Ecological Education – What Can Nature Teach Us About Education Systems And Learning?
Ecological education is a lot more than teaching students about the environment (though that’s part of it). Rather, ecological education at its core is about is creating systems that reflect the patterns and principals of ecology.
Why apply ecology to schools?
Ecology is the most resilient and stable system know to us. Ecosystems are self-replicating, self-propagating, and self-maintaining. Natural systems increase in complexity and resiliency over time and use resources effectively by cycling them through tens of thousands of interactions. As it turns out, the web of life is a net held together by connections. It I may draw a comparison, an ecological network is not unlike neural connections in the brain or – perhaps more abstractly – links within the curriculum, or social networks of our schools and communities.
Connections Strengthen Systems
In ecological systems, the end of every process is the beginning of another. Every organism depends on countless others and is, in turn, relies upon the whole. From this lens, the goal of education is not the acquisition of knowledge but the intertwining of it. The purpose of an ecological approach is to create students capable of applying knowledge from multiple domains in new and novel situations. Creative problem solving is the ability to see or combine previously disconnected concepts in new circumstances. So what traits would ecological education have?
- Students are taught various ideas, concepts, and career pathways through their studies.
- Students are consciously asked to apply their understanding across disciplines.
- Value creativity and define creativity as the linking of existing knowledge and techniques in novel ways.
- School projects are encouraged as a way to create cross-curricular collaboration and links.

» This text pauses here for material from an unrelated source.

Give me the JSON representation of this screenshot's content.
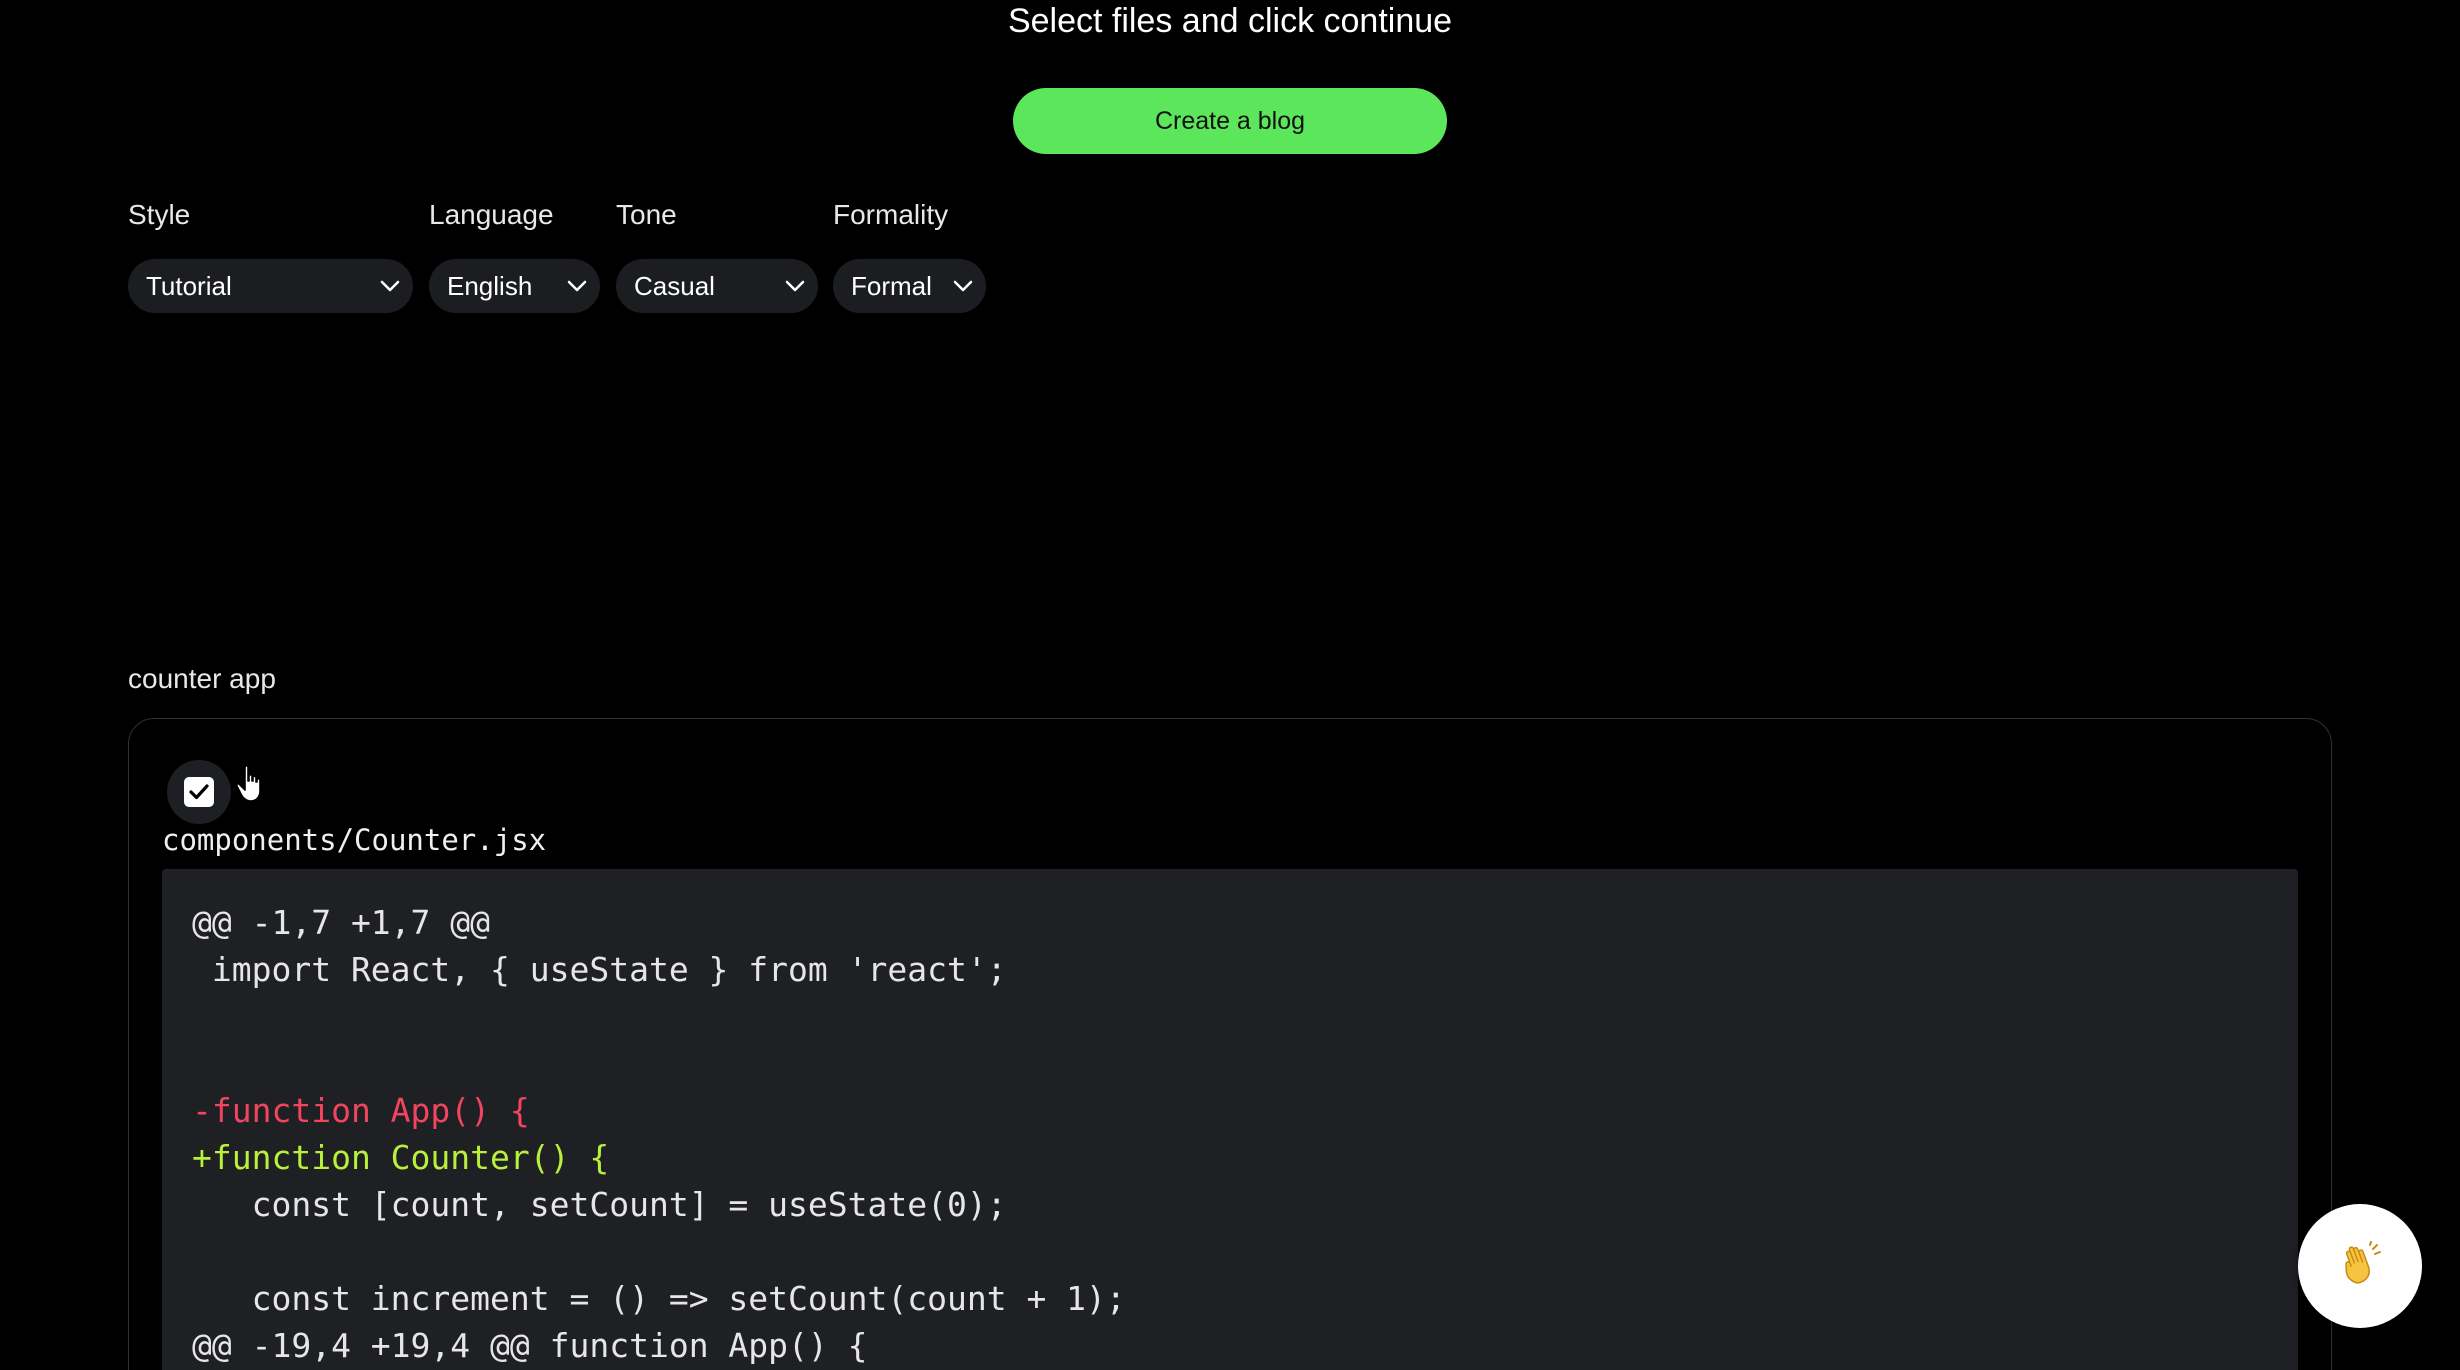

- The physical structure/layout of schools would help facilitate cross-curricular initiatives by encouraging exploration and dialogue between teachers of different disciplines. The physical space ought to support the “collision” of ideas.
- Differentiated instruction and approaching outcomes from multiple learning angles to ensure that each student is likely to experience concepts in a form that is accessible to them.
- Each student is unique and has unique passions, interests. Individuals interests are encouraged even if they’re outside of traditional curricular boxes. Students are invited to apply curricular knowledge in the pursuit of their passions.
Expanding The Adjacent Possible
Stop for a second and imagine a list of possible actions that you could do this exact moment – among them, you might decide to close this browser, share this article with a friend, or stand up and do a dance. Let’s define this list of possible actions as your personal adjacent possible. In contract, there’s a list of things that are beyond your grasp (at least for now) – your adjacent impossible.
In his book, Where Good Ideas Come From, polymath Steven Johnson speaks of the importance of expanding the adjacent possible. Actions that expand the adjacent possible open doors – that is to say, they increase choices, abundance, and our potential future.
Natural systems (like forests) expand their adjacent possibles in a process called succession; a step by step process in which each stage uses existing connections to creates the conditions for future growth. In fact, the root word of successions is success. Ecologically speaking, success is the act of using what’s available to you and expanding its potential – expanding the adjacent possible. Expanding the adjacent possible is how parking lots turn into forests.
From an educational perspective, we want students to succeed. That’s to say; we want students to expand their potential futures – we want to increase their options and potential. We want students to be forests.
The Resilient Learner
A resilient student is one who’s adjacent possible is so vast that they have a seemingly unlimited number of paths. Over the course of their education (formal or otherwise), this student gathered so many ideas, concepts, and experiences that the see their future as abundant. As pointed out by educational theorist Sir Ken Robinson, we are preparing students for a future that we do not know; the resilient student is one who’s adjacent possible is the widest.